Good evening! I hope this finds you safe and well. I took a week off posting because – as a wise poetry publisher once told me, “we only happen to be writers”. Sometimes, we have nothing to say, and that’s okay.
I could not write last weekend because I was mentally preparing for my final counselling accreditation exam. I passed it, so I am back to this reflective space.
This week, my identity shifted from a trainee counsellor to an accredited one; thus, I am thinking a lot about transitions. It’s hard not to think about them in autumn, of course. As soon as I left the college building with the crispy diploma in my hand, I noticed that the nearby trees were losing so many of their lovely little seeds that it felt like it was raining acorns!
I had a cold in the last two weeks, so I also had to cut down on going outside. I needed to cut myself off from the temptation of walks, runs, bike rides and gardening. I was stuck at home, paying attention to my well-being, wrapped up under a blanket. I was working and studying softly. I was disconnected from Nature intentionally.

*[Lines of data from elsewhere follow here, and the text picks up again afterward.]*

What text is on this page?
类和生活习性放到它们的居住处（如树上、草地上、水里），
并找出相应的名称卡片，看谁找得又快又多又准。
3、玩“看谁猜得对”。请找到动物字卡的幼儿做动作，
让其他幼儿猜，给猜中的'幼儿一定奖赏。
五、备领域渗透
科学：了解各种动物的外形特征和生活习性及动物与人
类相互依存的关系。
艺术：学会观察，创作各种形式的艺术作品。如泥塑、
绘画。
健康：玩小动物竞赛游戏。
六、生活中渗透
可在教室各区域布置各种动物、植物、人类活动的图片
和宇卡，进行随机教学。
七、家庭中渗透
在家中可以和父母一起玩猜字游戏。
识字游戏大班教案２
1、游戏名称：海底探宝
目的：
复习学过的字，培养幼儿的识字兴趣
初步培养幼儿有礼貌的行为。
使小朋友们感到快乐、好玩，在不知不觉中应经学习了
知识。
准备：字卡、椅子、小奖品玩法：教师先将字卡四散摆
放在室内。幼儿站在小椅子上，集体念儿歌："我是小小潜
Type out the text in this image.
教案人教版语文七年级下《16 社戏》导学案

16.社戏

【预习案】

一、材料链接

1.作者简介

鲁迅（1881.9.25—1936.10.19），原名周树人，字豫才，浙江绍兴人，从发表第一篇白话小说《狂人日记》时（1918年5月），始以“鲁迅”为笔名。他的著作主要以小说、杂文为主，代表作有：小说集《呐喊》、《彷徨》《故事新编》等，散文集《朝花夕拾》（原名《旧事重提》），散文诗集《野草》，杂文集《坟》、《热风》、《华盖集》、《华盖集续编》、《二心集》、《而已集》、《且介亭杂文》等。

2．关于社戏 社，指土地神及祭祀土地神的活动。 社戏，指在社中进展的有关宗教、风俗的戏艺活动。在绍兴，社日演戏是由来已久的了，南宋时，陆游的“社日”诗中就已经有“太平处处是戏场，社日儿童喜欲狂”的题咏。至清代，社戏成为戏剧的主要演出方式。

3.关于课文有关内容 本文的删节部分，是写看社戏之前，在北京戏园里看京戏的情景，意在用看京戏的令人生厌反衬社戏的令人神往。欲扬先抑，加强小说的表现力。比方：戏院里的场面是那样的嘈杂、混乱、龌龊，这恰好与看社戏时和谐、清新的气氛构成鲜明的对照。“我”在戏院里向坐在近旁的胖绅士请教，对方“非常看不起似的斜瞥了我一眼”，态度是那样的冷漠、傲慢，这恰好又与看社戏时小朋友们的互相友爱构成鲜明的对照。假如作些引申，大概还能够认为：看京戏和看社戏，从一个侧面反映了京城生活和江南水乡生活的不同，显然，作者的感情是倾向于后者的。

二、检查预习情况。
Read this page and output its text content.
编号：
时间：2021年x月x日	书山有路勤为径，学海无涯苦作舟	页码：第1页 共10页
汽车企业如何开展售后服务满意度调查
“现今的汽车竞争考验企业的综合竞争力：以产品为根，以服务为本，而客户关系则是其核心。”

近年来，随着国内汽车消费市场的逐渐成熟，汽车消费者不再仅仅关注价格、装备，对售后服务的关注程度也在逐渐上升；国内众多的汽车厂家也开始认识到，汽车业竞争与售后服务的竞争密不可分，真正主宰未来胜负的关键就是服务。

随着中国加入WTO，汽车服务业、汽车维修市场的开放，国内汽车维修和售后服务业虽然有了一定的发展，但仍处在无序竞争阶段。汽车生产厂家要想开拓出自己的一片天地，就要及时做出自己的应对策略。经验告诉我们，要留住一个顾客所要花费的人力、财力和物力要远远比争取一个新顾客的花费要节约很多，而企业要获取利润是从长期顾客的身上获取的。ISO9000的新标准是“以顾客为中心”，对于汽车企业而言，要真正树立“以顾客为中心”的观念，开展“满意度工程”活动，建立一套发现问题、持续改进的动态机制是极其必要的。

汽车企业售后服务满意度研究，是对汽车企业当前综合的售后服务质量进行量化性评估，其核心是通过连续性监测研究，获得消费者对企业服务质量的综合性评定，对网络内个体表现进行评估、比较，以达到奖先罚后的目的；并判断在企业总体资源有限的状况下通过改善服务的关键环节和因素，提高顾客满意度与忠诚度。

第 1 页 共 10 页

Of course, as soon as the exam was over, I immersed myself in Nature again. Cognitively exhausted, but my body was gradually relaxing into its healthy, natural cycle of days and nights. I spent hours walking around Exeter on Thursday. Yesterday I went for a guided walk in local woodland (learned exciting facts about decolonizing health and healing properties of some local plants). Today I sat in a local park with a friend talking about the mixed race experience, politics of mental health and the polarising attempts of various parties to own words – when really, no one owns a language, we all co-create it. I soaked in enough of the autumnal sun to perk up after this week’s effort. I spotted enough crows during my travel and in the local park to feel connected to Mother Earth. I even walked with a leaf in my hair at some point – it’s also raining leaves at the moment! 🙂
(a simple example of Nature connections)
I spent six years doing training that most people complete in three years. I took my time with it as I need to have solid foundations of mental health support before I seriously venture into the digital well-being areas. The nature of counselling courses is such that we change significantly. We shed layers and layers of old habits, assumptions, and biases. We take on new perspectives, learn to shape-shift skillfully and keep our clients safe. If done well, this journey means we can support people’s healing and, often, save lives. But we also learn to take care of ourselves. We heal. We grow. We change. So, we also need to mark the transition and notice what we are leaving behind and what we are taking with us into the future.
And so I am back in Nature and online, too. I am planning a softer, slower time before opening my private counselling practice just to reflect on who I have become. Winter is perfect for this process of restoration and reflection.
One way of marking transitions is to disconnect and reconnect with something else, so today, I am offering you a Nature-based simplified reflective practice – forest bathing. Find a park or woodland where you feel safe. Find a path, a tree or a tree root which can serve as a starting point, a symbolic gate or a threshold. As you start and end your walk, practice transitioning from your daily life into the forest bathing and back to your daily life using the following questions:
Q: What am I leaving behind? What distractions do I need to switch off? What daily tasks, messages, and expectations do I have to pause for the duration of this walk? What notifications do I need to mute, and do I need my phone to be on silent for emergencies (some of us find a complete disconnect too stressful)? What do I need to notice to connect with the Nature around me? Can I see any examples of connection in the landscape around me: a tree with its own biodiversity (maybe a bird or insect, maybe moss or a fern growing on it)? Can I notice the edge of the trees and the skies? Can I see the connections between trees? Can I breathe in the air and notice the smell of the landscape, soil or path? And when I return to the threshold, how will I pause my Nature connectedness? What do I need to do to move softly back into my daily life?
(I wish you a light rest of the evening and a soft start to the week. I will be entering a new phase and softly welcoming this new part of my identity in my emerging conversations with friends this week. Have a light week ahead!)